In other words, setting to one side the points already made about the way technical matters get reported in the popular media, it may be the case that conventional medicine confers is effective in a given percentage of trials, but any amount of ‘warm and fuzzy’ personal attention, allied to the ‘ritual magic’ aspect I referred to before, will produce even better results (whether sham or not).
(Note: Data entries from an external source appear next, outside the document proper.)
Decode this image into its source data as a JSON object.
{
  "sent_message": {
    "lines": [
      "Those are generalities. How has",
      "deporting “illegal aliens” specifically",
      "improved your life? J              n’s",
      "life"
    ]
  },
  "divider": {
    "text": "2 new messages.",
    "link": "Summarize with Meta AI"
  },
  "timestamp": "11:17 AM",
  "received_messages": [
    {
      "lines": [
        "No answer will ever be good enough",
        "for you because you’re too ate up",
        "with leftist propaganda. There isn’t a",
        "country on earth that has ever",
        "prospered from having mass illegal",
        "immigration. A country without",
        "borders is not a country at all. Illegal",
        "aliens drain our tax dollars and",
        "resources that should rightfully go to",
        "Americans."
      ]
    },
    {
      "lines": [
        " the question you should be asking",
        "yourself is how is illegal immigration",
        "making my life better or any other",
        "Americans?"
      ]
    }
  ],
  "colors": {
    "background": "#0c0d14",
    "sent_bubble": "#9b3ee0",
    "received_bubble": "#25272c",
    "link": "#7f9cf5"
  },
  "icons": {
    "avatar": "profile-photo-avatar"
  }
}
We might find this surprising, but then again perhaps we shouldn’t. You can show me the finest, most pwerful drug yet devised for dealing with, say, general depression, and I’ll bet everything I own that it doesn’t make the patient feel as good as they do after a good, heart to heart chat with a good, caring friend followed by a reassuring hug. Perhaps the problem is that they don’t bother to do clinical trials pertaining to ‘a good, heart to heart chat with a good, caring friend followed by a reassuring hug’. Who knows? Maybe they should.

I haven’t got a cite, and I don’t recall where exactly where I’ve seen it, but I have seen studies in medical journals that say precisely the opposite thing – that acupuncture and “fake” acupuncture demonstrably worked not as well as conventional therapy. This would’ve been pre-1987.

And the thing to remember when asking “why are conventional treatments so ineffective?” is that these kinds of studies are usually only done on problems that conventional treatment isn’t very good at. I don’t recall many studies seeing whether acupuncture is better than conventional medicine at treating broken bones, or antibiotic-susceptible infections, or other things that we’ve already got a good handle on treating with evidence-based medicine.